The shirt was well made and if anything it was stylish, but it was not for me.  I am not a glossy person in dress, or in much else and we shall simply say that “slim fit” and love handles should not be paired.  This was an easy “no”, but part of the joy of the Trunk Club is giving a garment a shot.  I did.  The shot missed the mark.  Now shoes…

Probably not best to wear both together.

My shoes have recently, and often, been the subject of expert criticism.  Fair enough; I’m working on it.  I choose to ignore the brand of the above shoes and let them speak for themselves.  The digital menswear world will be happy to see there are no square toes here.  I do have some recollection of the Trad mocking Philadelphia businessmen wearing grey shoes, and till now I have never seen grey shoes, but I think I like them.  I promise not to wear them with a nice suit, most likely I will wear them with the Seven jeans shown in the picture.  Mr. Spaly did well here.  Not too over the top in price or style, but nor bland.  Well done (cue the arguments).  Next…

Life After Denim

I have read that a Black Watch blazer is required and even prefered.  The velvet collar is a nice touch.  It was a little tight but not so much that some responsible eating and trips to the gym would fix.  The jury is still out on this one but much like new music, one should listen a few times before making a decision.  I’ll give myself a minute to adjust and eat more salad.  Next, the best reason to let someone else shop for you…

Unexpected satisfaction

Not in a million years would I have ever chosen a blue and black hounds tooth jacket.  I would have walked right past it without a second thought.  I felt a bit of disappointment as I pulled it from the box and dutifully tried it on.  Once it was on I experienced what Frosty must have felt as the kids put the magic top hat on his head; the world changed.
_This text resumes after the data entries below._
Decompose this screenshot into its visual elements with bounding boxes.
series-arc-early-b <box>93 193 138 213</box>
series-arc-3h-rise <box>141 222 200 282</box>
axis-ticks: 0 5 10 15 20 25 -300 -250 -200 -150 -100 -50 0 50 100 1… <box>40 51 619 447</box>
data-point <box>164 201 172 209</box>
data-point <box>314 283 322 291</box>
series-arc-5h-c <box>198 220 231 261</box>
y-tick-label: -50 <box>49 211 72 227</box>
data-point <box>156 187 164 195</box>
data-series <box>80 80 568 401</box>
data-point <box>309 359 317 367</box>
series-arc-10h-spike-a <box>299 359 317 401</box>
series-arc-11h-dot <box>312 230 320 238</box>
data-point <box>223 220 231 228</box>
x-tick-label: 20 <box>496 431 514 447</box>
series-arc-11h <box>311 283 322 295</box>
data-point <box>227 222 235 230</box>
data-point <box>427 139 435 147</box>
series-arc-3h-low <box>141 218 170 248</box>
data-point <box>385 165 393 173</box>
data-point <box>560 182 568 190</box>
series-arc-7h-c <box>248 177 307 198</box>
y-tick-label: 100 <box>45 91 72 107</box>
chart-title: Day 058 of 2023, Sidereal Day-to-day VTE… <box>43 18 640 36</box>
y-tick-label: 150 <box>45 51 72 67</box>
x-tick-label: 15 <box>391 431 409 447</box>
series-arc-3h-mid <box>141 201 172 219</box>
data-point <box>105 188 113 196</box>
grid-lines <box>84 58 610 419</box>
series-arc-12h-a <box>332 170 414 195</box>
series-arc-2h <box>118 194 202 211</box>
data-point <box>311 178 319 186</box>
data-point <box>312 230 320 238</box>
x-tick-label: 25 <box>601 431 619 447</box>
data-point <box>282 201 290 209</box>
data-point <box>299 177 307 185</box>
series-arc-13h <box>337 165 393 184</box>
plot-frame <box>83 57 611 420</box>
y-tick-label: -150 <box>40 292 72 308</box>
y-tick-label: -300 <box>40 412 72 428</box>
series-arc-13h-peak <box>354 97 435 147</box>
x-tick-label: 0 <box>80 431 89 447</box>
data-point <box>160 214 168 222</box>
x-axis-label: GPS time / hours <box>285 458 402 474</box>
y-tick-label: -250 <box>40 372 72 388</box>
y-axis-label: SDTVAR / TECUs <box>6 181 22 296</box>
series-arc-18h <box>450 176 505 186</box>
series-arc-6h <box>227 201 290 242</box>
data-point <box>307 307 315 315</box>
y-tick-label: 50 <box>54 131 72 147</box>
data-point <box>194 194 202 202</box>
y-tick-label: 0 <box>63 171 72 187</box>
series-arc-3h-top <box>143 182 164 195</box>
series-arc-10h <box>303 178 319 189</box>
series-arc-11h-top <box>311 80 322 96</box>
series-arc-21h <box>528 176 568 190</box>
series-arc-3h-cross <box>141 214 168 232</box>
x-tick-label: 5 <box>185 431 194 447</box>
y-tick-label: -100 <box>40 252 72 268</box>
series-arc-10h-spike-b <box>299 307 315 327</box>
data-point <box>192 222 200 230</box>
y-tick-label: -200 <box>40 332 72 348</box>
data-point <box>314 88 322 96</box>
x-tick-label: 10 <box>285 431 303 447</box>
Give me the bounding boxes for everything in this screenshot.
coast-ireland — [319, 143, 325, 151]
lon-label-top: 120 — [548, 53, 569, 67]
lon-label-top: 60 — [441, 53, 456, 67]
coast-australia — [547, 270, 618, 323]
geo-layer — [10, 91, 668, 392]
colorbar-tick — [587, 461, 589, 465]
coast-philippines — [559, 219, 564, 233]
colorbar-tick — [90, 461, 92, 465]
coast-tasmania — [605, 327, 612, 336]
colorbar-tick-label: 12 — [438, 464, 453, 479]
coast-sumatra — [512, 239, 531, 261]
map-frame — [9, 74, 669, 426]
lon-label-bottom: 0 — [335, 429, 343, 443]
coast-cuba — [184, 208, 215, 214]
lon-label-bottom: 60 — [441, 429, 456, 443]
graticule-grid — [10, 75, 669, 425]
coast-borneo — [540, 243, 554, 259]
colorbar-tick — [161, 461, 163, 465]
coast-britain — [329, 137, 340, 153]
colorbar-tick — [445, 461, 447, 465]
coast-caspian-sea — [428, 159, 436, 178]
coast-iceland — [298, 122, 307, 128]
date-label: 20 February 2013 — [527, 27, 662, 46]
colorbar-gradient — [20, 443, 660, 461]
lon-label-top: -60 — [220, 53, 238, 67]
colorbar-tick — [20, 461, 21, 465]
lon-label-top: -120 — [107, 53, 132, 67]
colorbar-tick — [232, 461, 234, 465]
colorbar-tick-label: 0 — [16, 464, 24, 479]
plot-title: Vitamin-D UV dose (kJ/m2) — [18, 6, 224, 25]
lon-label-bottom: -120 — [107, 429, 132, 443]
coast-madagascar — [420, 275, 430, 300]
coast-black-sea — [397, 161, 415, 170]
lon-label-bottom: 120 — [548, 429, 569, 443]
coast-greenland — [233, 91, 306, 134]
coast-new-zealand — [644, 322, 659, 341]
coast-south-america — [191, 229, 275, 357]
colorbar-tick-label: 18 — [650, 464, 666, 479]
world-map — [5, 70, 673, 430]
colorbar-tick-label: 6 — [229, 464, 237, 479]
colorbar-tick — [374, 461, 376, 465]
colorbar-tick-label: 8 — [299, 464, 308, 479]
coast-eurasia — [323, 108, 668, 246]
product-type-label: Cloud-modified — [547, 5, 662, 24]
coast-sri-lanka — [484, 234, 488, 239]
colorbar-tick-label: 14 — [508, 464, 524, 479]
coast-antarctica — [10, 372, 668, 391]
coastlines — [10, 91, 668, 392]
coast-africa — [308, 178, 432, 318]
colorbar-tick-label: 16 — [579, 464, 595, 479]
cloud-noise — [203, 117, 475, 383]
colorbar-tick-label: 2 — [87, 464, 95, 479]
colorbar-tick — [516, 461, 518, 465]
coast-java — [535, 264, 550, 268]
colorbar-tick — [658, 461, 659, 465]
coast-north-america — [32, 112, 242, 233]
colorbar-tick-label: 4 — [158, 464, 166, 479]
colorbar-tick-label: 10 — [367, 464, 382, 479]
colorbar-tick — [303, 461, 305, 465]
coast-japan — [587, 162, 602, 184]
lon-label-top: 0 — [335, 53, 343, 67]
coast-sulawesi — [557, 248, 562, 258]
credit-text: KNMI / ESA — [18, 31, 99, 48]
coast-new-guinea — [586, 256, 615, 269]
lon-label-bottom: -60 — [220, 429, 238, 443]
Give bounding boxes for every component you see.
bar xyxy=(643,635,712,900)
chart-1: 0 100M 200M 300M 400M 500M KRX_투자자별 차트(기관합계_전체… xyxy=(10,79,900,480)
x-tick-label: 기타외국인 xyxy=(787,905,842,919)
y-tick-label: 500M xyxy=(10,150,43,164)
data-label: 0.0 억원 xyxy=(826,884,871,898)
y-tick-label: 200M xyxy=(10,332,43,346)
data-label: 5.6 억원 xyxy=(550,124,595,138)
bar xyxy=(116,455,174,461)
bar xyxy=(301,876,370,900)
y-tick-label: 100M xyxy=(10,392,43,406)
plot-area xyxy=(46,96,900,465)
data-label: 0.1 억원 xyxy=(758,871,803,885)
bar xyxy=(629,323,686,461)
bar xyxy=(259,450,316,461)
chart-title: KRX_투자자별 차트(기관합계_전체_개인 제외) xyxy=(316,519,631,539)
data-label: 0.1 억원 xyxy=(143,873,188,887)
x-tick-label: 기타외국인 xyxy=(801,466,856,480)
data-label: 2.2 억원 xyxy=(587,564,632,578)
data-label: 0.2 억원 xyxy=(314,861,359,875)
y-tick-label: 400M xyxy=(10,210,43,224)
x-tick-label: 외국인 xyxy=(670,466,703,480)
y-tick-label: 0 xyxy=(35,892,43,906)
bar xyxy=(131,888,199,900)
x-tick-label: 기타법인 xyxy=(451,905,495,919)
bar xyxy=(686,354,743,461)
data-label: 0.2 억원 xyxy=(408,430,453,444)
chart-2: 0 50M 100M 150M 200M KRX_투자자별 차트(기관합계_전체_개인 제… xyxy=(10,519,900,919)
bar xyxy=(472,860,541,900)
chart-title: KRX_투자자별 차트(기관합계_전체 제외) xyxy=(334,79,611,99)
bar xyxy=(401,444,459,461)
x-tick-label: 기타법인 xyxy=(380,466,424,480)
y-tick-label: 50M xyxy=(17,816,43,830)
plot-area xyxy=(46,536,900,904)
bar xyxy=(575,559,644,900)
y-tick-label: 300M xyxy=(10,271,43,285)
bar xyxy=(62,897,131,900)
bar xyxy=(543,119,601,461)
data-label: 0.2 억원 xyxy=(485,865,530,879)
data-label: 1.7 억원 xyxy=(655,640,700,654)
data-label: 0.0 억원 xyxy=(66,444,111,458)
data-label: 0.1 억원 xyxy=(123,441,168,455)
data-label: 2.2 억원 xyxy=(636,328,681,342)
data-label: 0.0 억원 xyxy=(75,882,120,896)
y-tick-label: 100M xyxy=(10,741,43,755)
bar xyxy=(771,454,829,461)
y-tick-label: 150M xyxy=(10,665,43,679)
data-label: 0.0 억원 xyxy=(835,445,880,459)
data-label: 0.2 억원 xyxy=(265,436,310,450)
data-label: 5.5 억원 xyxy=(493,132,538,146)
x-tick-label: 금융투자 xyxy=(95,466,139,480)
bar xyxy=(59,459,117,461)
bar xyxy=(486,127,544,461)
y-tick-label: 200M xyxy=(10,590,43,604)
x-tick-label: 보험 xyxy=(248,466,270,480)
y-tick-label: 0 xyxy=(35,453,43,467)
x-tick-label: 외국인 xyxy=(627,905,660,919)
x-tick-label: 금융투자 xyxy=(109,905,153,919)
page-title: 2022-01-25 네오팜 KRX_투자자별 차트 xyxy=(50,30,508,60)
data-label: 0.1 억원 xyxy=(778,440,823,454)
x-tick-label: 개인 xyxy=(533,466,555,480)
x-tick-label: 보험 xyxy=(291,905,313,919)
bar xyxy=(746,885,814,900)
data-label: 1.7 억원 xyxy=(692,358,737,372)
I love it.

After the box was emptied and the contents tested, the Trunk Club takes away the pressure.  Brian could feel free to throw me a few curve balls because his customers are under no obligation to keep what he sends. Enclosed with the clothes are a new shipping label, and the final touch of thoughtfulness… packing tape.

Notice the small print that says "prepaid". Shipping both directions is on the house.

Now, as I stroll the campus, attend classes, or even those once dreaded cocktail hours, I will stand out for all the right reasons.  Above all, at least for me, I will be appropriately attired for the occasion.  Now if I could somehow find a way for Brian to do my sit-ups for me.